Divers projets sont en cours, avec plusieurs mixtes comprenant logements, commerces et bureaux. « Nous n’avons pas d’inquiétude sur les beaux projets, en revanche, le parc de seconde main devient parfois quasi-obsolète et des projets de réhabilitation commencent à voir le jour » signale Pierre-Marie Flipo. L’un des promoteurs particulièrement actif sur la métropole lilloise, Nacarat, a plusieurs projets en cours de réalisation voire de livraison.
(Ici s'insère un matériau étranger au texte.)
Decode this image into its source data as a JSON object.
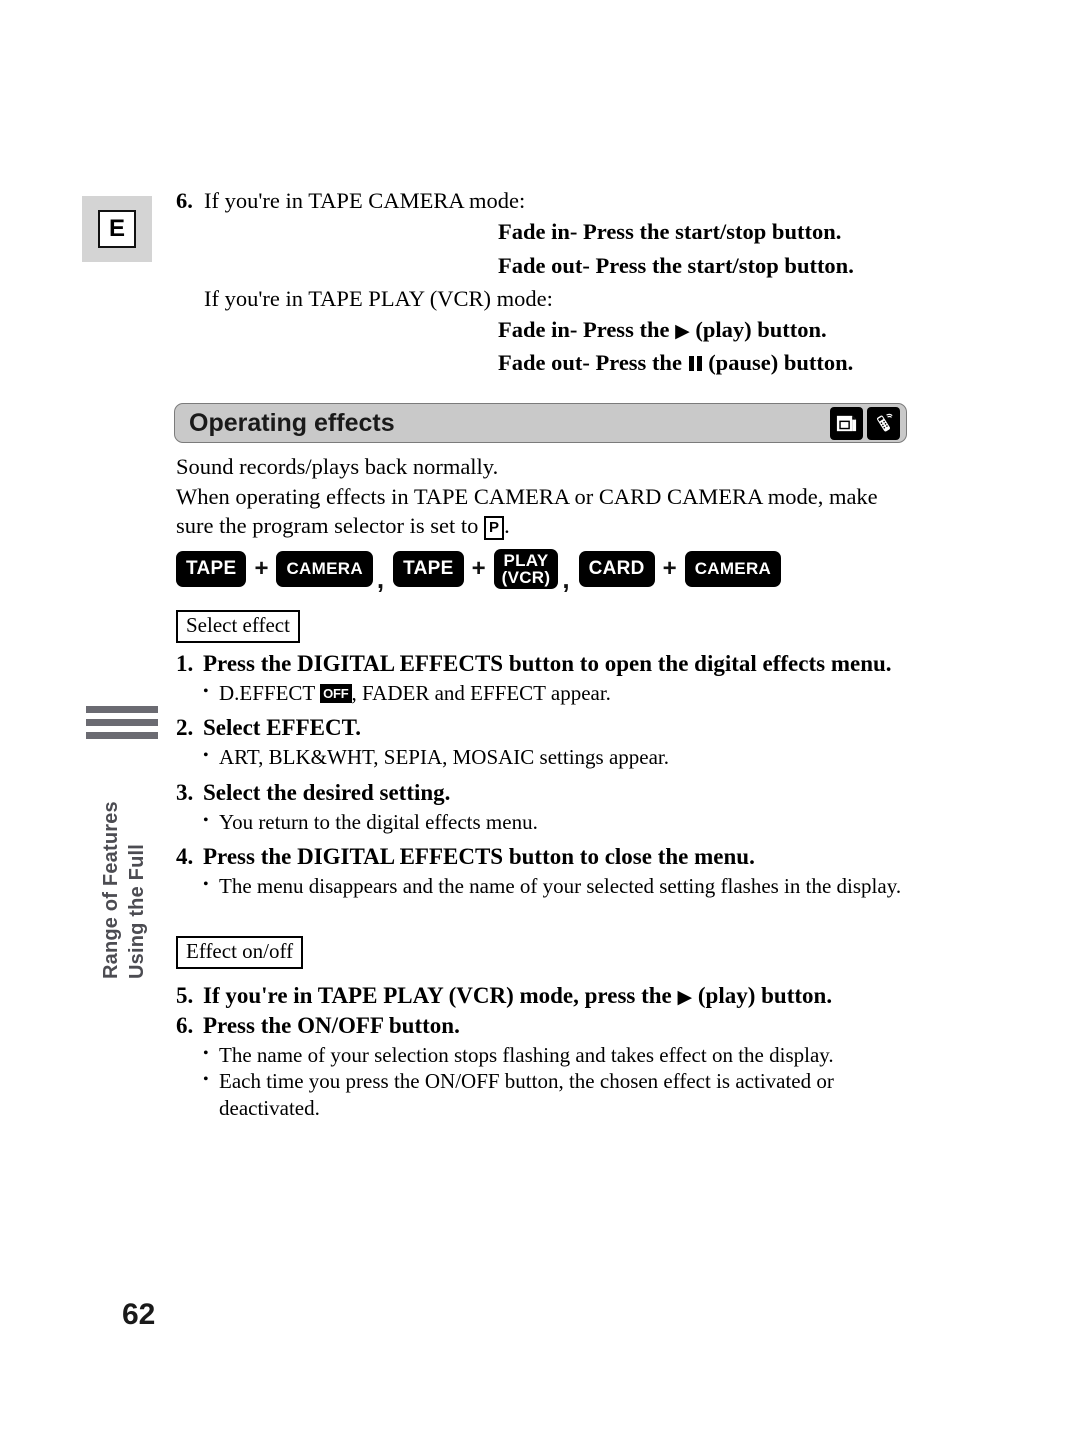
{
  "page": {
    "number": "62",
    "language_badge": "E"
  },
  "side_tab": {
    "line1": "Using the Full",
    "line2": "Range of Features"
  },
  "step6_top": {
    "number": "6.",
    "text": "If you're in TAPE CAMERA mode:",
    "fade_in": "Fade in- Press the start/stop button.",
    "fade_out": "Fade out- Press the start/stop button.",
    "vcr_intro": "If you're in TAPE PLAY (VCR) mode:",
    "vcr_fade_in_pre": "Fade in- Press the ",
    "vcr_fade_in_post": " (play) button.",
    "vcr_fade_out_pre": "Fade out- Press the ",
    "vcr_fade_out_post": " (pause) button."
  },
  "section": {
    "title": "Operating effects",
    "icons": [
      "card-icon",
      "remote-control-icon"
    ]
  },
  "intro": {
    "line1": "Sound records/plays back normally.",
    "line2": "When operating effects in TAPE CAMERA or CARD CAMERA mode, make",
    "line3_pre": "sure the program selector is set to ",
    "program_symbol": "P",
    "line3_post": "."
  },
  "mode_row": {
    "groups": [
      {
        "left": "TAPE",
        "plus": "+",
        "right": "CAMERA",
        "right_two_line": false,
        "separator": ","
      },
      {
        "left": "TAPE",
        "plus": "+",
        "right_line1": "PLAY",
        "right_line2": "(VCR)",
        "right_two_line": true,
        "separator": ","
      },
      {
        "left": "CARD",
        "plus": "+",
        "right": "CAMERA",
        "right_two_line": false,
        "separator": ""
      }
    ]
  },
  "tags": {
    "select_effect": "Select effect",
    "effect_onoff": "Effect on/off"
  },
  "steps_a": [
    {
      "number": "1.",
      "title": "Press the DIGITAL EFFECTS button to open the digital effects menu.",
      "bullets": [
        {
          "pre": "D.EFFECT ",
          "chip": "OFF",
          "post": ", FADER and EFFECT appear."
        }
      ]
    },
    {
      "number": "2.",
      "title": "Select EFFECT.",
      "bullets": [
        {
          "pre": "ART, BLK&WHT, SEPIA, MOSAIC settings appear.",
          "chip": "",
          "post": ""
        }
      ]
    },
    {
      "number": "3.",
      "title": "Select the desired setting.",
      "bullets": [
        {
          "pre": "You return to the digital effects menu.",
          "chip": "",
          "post": ""
        }
      ]
    },
    {
      "number": "4.",
      "title": "Press the DIGITAL EFFECTS button to close the menu.",
      "bullets": [
        {
          "pre": "The menu disappears and the name of your selected setting flashes in the display.",
          "chip": "",
          "post": ""
        }
      ]
    }
  ],
  "steps_b": [
    {
      "number": "5.",
      "title_pre": "If you're in TAPE PLAY (VCR) mode, press the ",
      "title_post": " (play) button.",
      "bullets": []
    },
    {
      "number": "6.",
      "title": "Press the ON/OFF button.",
      "bullets": [
        {
          "pre": "The name of your selection stops flashing and takes effect on the display.",
          "chip": "",
          "post": ""
        },
        {
          "pre": "Each time you press the ON/OFF button, the chosen effect is activated or deactivated.",
          "chip": "",
          "post": ""
        }
      ]
    }
  ]
}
Face à l’Arboretum (programme dont la livraison est en cours et qui garde quelques surfaces disponibles), Nacarat a ainsi lancé au premier semestre 2022, à Euralille 2, un nouveau projet mixte commerces/bureaux/logements baptisé City’Zen, qui propose des surfaces de 3 200 m² dédiées aux professionnels. Le promoteur a aussi lancé « Le 32 », sur le secteur centre-gares, un programme de 3 300 m² de bureaux sur 6 niveaux, adossé à une résidence ; et commencera prochainement un nouveau programme de 5 400 m² en plusieurs bâtiments sur le pôle d’excellence Euratechnologies. La vente (à la CPAM de Tourcoing) d’un des 4 bâtiments du Parc Alhena a été réalisée cet été. Ce parc, situé près de la gare, en zone franche urbaine, et développé en partenariat avec la SEM Ville Renouvelée compte déjà deux bâtiments.  

Les loyers

 « On constate bien sûr une différence entre les immeubles urbains de dernière génération (jusqu’à 220 euros/m2 à Euralille) et le tertiaire de périphérie (entre 120 et 150 euros/m2), où le niveau et la qualité des prestations entrent en ligne de compte » indique Philippe Bertagne. Plus précisément, Tostain et Laffineur signalent par exemple des loyers de 90 à 170 euros en seconde main à Lille, et de 160 à 220 euros en neuf ; à Euralille, entre 130 et 175 euros en seconde main, et entre 170 et 220 euros en neuf ; à Villeneuve d’Ascq, entre 90 et 120 euros en seconde main, et entre 135 et 160 en neuf.